Godsallemachtig. Met veel moeite probeerde ik het uit te leggen. Hoe ik in het ziekenhuis was beland, dat het geld op was, etcetera. Inmiddels was er een klein legertje aan rechercheurs, allemaal mannen, komen opdraven, die het allemaal erg vermakelijk vonden. Ik moest mijn broekspijpen omhoog doen, zodat ze mijn benen – die verbrand waren geweest – konden checken.
Er werd gelachen, er werden seksistische opmerkingen gemaakt, mijn tas werd ondersteboven leeggegooid (daar was ik inmiddels wel gewend aan), er werden grappen gemaakt over de tampons die eruit vielen. Ondertussen maalde het door mijn hoofd, hoe ik misschien wel in een Italiaanse gevangenis zou belanden. Hoewel ik nog steeds geen idee had waarom. Wat was er verdacht aan het bezoeken van twee banken? We droegen toch geen bivakmutsen.

Na de vertoning in het rechercheursdomein mocht ik weg. Matthieu ook, die nog steeds niet ziek was. We werden opgewacht door Raffa, die nogal geschrokken was, en zich ook verantwoordelijk voor ons welbevinden voelde, hoezeer wij hem ook verzekerden dat hij er niets aan kon doen. Hij vertelde ons over de gemene klootzakkerigheid van de carabinieri. En hoe ze het vaak op minderheden gemunt hadden, zoals Matthieu als zwarte man, en ik als vrouw. We hadden het zonder al teveel agressie overleefd, en de papertrips bleken slechts stukjes papier, want Matthieu was nog steeds niet ziek of anderszins psychisch aangedaan.
Een dag later was het geld er, gelukkig al meteen bij het eerste bezoek bij bank één.



Raffa had ons uitgenodigd om bij hem thuis te komen eten. Want: Elena was zijn buitenechtelijke vriendin, zijn vrouw en kinderen en schoonouders woonden een dorp verder. We kregen de instructie het niet over Elena te hebben.
Dat bleek niet al te moeilijk, want niemand behalve Raffa sprak Engels. Bij binnenkomst werd ik door de vrouwen des huizes naar een slaapkamer geloodst: ik zag er vermoeid uit en moest eerst maar even slapen. Verplicht slapen is niet echt mijn ding, dus ik lag daar naar het plafond te staren, en de truttige slaapkamer in mij op te nemen. Alles was er brandschoon en übernetjes. Maar truttig. En natuurlijk met ene gekruisigde Jezus boven het bed.

Na enige tijd werd ik geroepen, we konden aan tafel. Er waren wat kinderen, de moeder de vrouw, Raffa, die ik er opeens anders vond uitzien, de schoonouders.
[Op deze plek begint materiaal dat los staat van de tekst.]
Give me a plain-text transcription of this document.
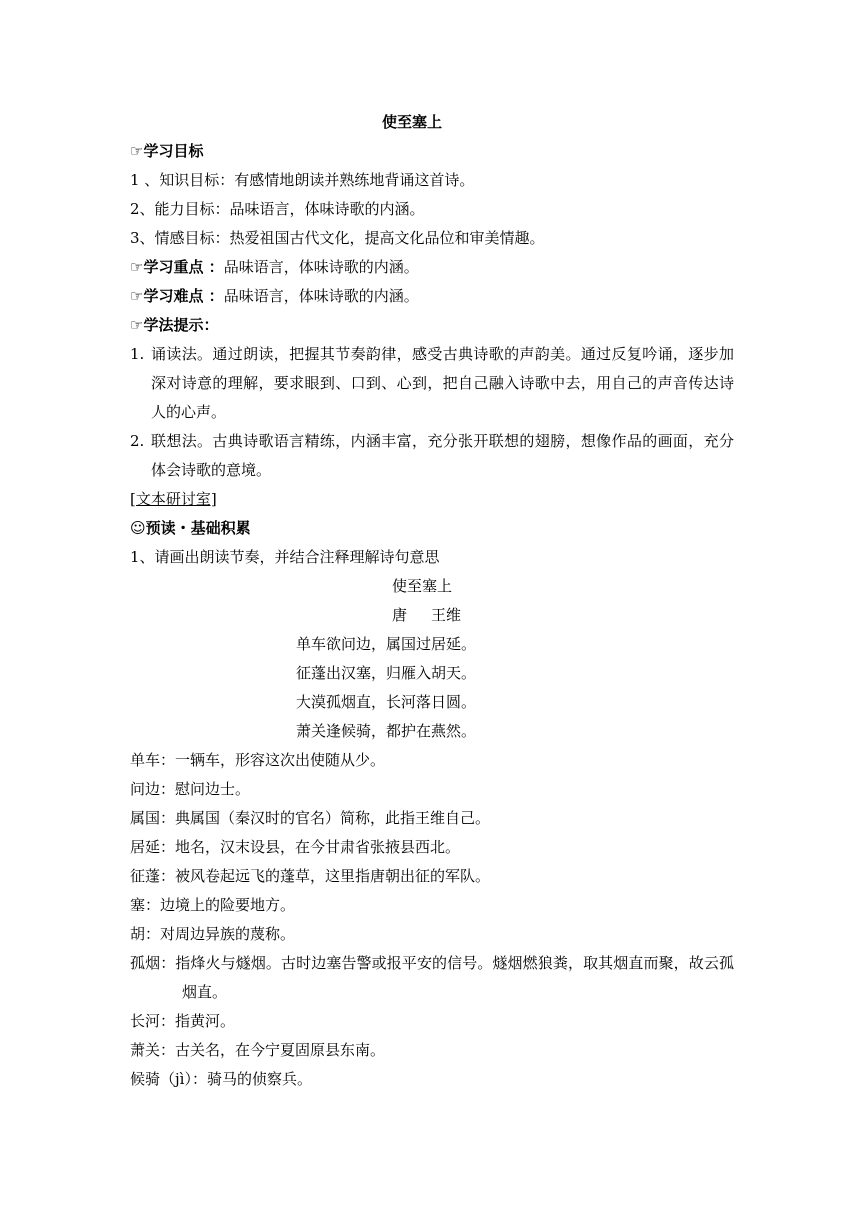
使至塞上
☞学习目标
1 、知识目标：有感情地朗读并熟练地背诵这首诗。
2、能力目标：品味语言，体味诗歌的内涵。
3、情感目标：热爱祖国古代文化，提高文化品位和审美情趣。
☞学习重点 ：品味语言，体味诗歌的内涵。
☞学习难点 ：品味语言，体味诗歌的内涵。
☞学法提示：
1. 诵读法。通过朗读，把握其节奏韵律，感受古典诗歌的声韵美。通过反复吟诵，逐步加深对诗意的理解，要求眼到、口到、心到，把自己融入诗歌中去，用自己的声音传达诗人的心声。
2. 联想法。古典诗歌语言精练，内涵丰富，充分张开联想的翅膀，想像作品的画面，充分体会诗歌的意境。
[文本研讨室]
☺预读・基础积累
1、请画出朗读节奏，并结合注释理解诗句意思
使至塞上
唐 王维
单车欲问边，属国过居延。
征蓬出汉塞，归雁入胡天。
大漠孤烟直，长河落日圆。
萧关逢候骑，都护在燕然。
单车：一辆车，形容这次出使随从少。
问边：慰问边士。
属国：典属国（秦汉时的官名）简称，此指王维自己。
居延：地名，汉末设县，在今甘肃省张掖县西北。
征蓬：被风卷起远飞的蓬草，这里指唐朝出征的军队。
塞：边境上的险要地方。
胡：对周边异族的蔑称。
孤烟：指烽火与燧烟。古时边塞告警或报平安的信号。燧烟燃狼粪，取其烟直而聚，故云孤烟直。
长河：指黄河。
萧关：古关名，在今宁夏固原县东南。
候骑（jì）：骑马的侦察兵。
Er werd gelachen en gegeten, wat onhandig gepraat.
Tegenover me aan de muur hing een kalender, waarop een prachtige donkerblauwe vlinder met een speld was vastgeprikt; haar vleugels bewogen soms een beetje. Ik vond het zo verdrietig. Schoonpapa zag mij kijken, en begon een vurig verhaal, dat Raffa vertaalde, over vlinders verzamelen. Hij dirigeerde me naar een lade, waarin vele albums vol dode vlinders lagen. En een paar sigarenkistjes met gekleurde lijkjes, die moesten nog worden ingeplakt. Er werd mij bezweerd dat het onschuldig was, maar ik was niet te overtuigen. Ik deed alsof.



Avonden lang hadden we gezellig gepraat met Elena en Raffa; Raffa was geïnteresseerd om ook naar Nederland te gaan, om daar werk te zoeken. Elena vond het vreselijk. Matthieu deed erg zijn best om Nederland op te hemelen, ik daarentegen probeerde het wat te downplayen, want zo jofel is het hier natuurlijk niet, toen ook al niet. En ik vond het rot voor Elena.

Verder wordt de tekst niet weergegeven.